Les années 1990 ont vu un mouvement vers la privatisation, en particulier lorsque les soins gérés par Medicaid ont pris racine, a déclaré un article de 2004 dans le Florida Public Health Review. Pourtant, les dépenses par personne en santé publique locale ont augmenté jusqu'à la fin des années 1990, après ajustement pour l'inflation en dollars de 2019, atteignant un sommet de 59 $.
Wilson, l'infirmière de la santé publique à la retraite atteinte du COVID-19, a rappelé comment le département du comté de Duval avait commencé à ressentir la douleur financière sous l'administration de l'ancien gouverneur républicain Jeb Bush au début des années 2000 et avait continué à perdre des infirmières et d'autres membres du personnel jusqu'à ce qu'ils soient « très, très courts . «
Beitsch, qui a travaillé pour le département de la santé de l'État dans les années 1990, a déclaré que la tendance à la baisse se poursuivait sous les anciens gouverneurs républicains Charlie Crist et Rick Scott, alimentée par une croyance croissante en une réduction du gouvernement qui prospérait dans de nombreux États. Les dirigeants de la Floride ont exercé un plus grand contrôle sur la santé publique, a déclaré Beitsch, et « le degré d'autonomie locale a diminué avec les administrations successives ».
La récession qui a commencé à la fin de 2007 a provoqué des réductions de la santé publique à travers le pays qui ont été particulièrement sévères en Floride. En 2011, les compressions budgétaires et le manque d'argent étaient les défis les plus fréquemment cités dans une enquête sur le personnel de santé publique en Floride, qui indiquait des besoins croissants. Au cours des années suivantes, l'État a enregistré certains des taux les plus élevés de maladies cardiaques et de diabète au pays.

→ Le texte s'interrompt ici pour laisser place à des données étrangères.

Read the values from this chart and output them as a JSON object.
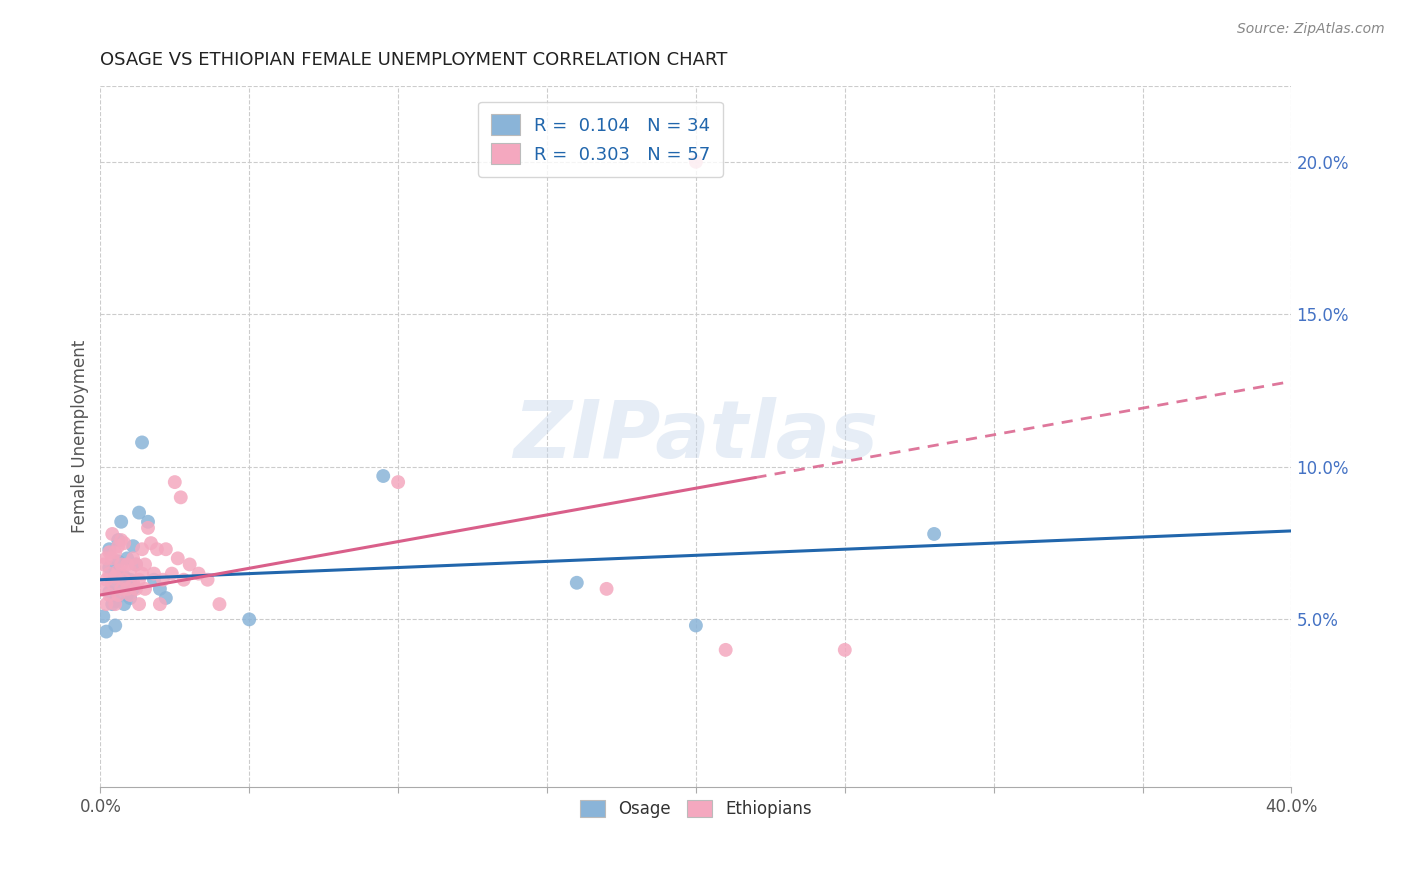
{
  "title": "OSAGE VS ETHIOPIAN FEMALE UNEMPLOYMENT CORRELATION CHART",
  "source": "Source: ZipAtlas.com",
  "ylabel": "Female Unemployment",
  "right_yticks": [
    "20.0%",
    "15.0%",
    "10.0%",
    "5.0%"
  ],
  "right_ytick_vals": [
    0.2,
    0.15,
    0.1,
    0.05
  ],
  "xlim": [
    0.0,
    0.4
  ],
  "ylim": [
    -0.005,
    0.225
  ],
  "osage_color": "#8ab4d8",
  "ethiopian_color": "#f4a8bf",
  "osage_line_color": "#2166ac",
  "ethiopian_line_color": "#d95f8a",
  "legend_label_osage": "R =  0.104   N = 34",
  "legend_label_ethiopian": "R =  0.303   N = 57",
  "legend_label_osage_bottom": "Osage",
  "legend_label_ethiopian_bottom": "Ethiopians",
  "watermark": "ZIPatlas",
  "background_color": "#ffffff",
  "grid_color": "#cccccc",
  "osage_x": [
    0.001,
    0.002,
    0.003,
    0.003,
    0.003,
    0.004,
    0.004,
    0.005,
    0.005,
    0.005,
    0.006,
    0.006,
    0.007,
    0.007,
    0.008,
    0.008,
    0.009,
    0.009,
    0.01,
    0.01,
    0.011,
    0.011,
    0.012,
    0.013,
    0.014,
    0.016,
    0.018,
    0.02,
    0.022,
    0.05,
    0.095,
    0.16,
    0.2,
    0.28
  ],
  "osage_y": [
    0.051,
    0.046,
    0.059,
    0.067,
    0.073,
    0.055,
    0.062,
    0.048,
    0.056,
    0.065,
    0.069,
    0.076,
    0.06,
    0.082,
    0.055,
    0.064,
    0.058,
    0.07,
    0.057,
    0.063,
    0.06,
    0.074,
    0.068,
    0.085,
    0.108,
    0.082,
    0.063,
    0.06,
    0.057,
    0.05,
    0.097,
    0.062,
    0.048,
    0.078
  ],
  "ethiopian_x": [
    0.001,
    0.001,
    0.002,
    0.002,
    0.002,
    0.003,
    0.003,
    0.003,
    0.004,
    0.004,
    0.004,
    0.005,
    0.005,
    0.005,
    0.006,
    0.006,
    0.006,
    0.007,
    0.007,
    0.007,
    0.008,
    0.008,
    0.009,
    0.009,
    0.01,
    0.01,
    0.011,
    0.011,
    0.012,
    0.012,
    0.013,
    0.013,
    0.014,
    0.014,
    0.015,
    0.015,
    0.016,
    0.017,
    0.018,
    0.019,
    0.02,
    0.021,
    0.022,
    0.024,
    0.026,
    0.028,
    0.03,
    0.033,
    0.036,
    0.04,
    0.1,
    0.17,
    0.21,
    0.25,
    0.2,
    0.025,
    0.027
  ],
  "ethiopian_y": [
    0.06,
    0.068,
    0.055,
    0.063,
    0.07,
    0.058,
    0.065,
    0.072,
    0.062,
    0.07,
    0.078,
    0.055,
    0.064,
    0.072,
    0.058,
    0.066,
    0.074,
    0.06,
    0.068,
    0.076,
    0.063,
    0.075,
    0.06,
    0.068,
    0.058,
    0.066,
    0.062,
    0.07,
    0.06,
    0.068,
    0.055,
    0.063,
    0.065,
    0.073,
    0.06,
    0.068,
    0.08,
    0.075,
    0.065,
    0.073,
    0.055,
    0.063,
    0.073,
    0.065,
    0.07,
    0.063,
    0.068,
    0.065,
    0.063,
    0.055,
    0.095,
    0.06,
    0.04,
    0.04,
    0.2,
    0.095,
    0.09
  ]
}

Les départements pressés se débattaient et parfois trébuchaient. Un rapport de l'inspecteur général du département de la santé de l'État pour l'exercice 2018-2019, par exemple, a révélé une série d'expéditions perdues et incohérentes de spécimens de laboratoire des départements de la santé du comté au laboratoire de l'État – peu de temps avant que la pandémie ne rende les laboratoires plus importants. que jamais.
En tant que gouverneur, Scott a présidé l'État de 2011 à 2019, lorsque le financement et la dotation en personnel ont le plus baissé. Désormais sénateur américain, il a déclaré par l'intermédiaire d'un porte-parole qu'il n'était pas désolé pour les coupes dans le département de la santé, qu'il a qualifiées de mouvement vers « rendre le gouvernement plus efficace » sans mettre en danger la santé publique.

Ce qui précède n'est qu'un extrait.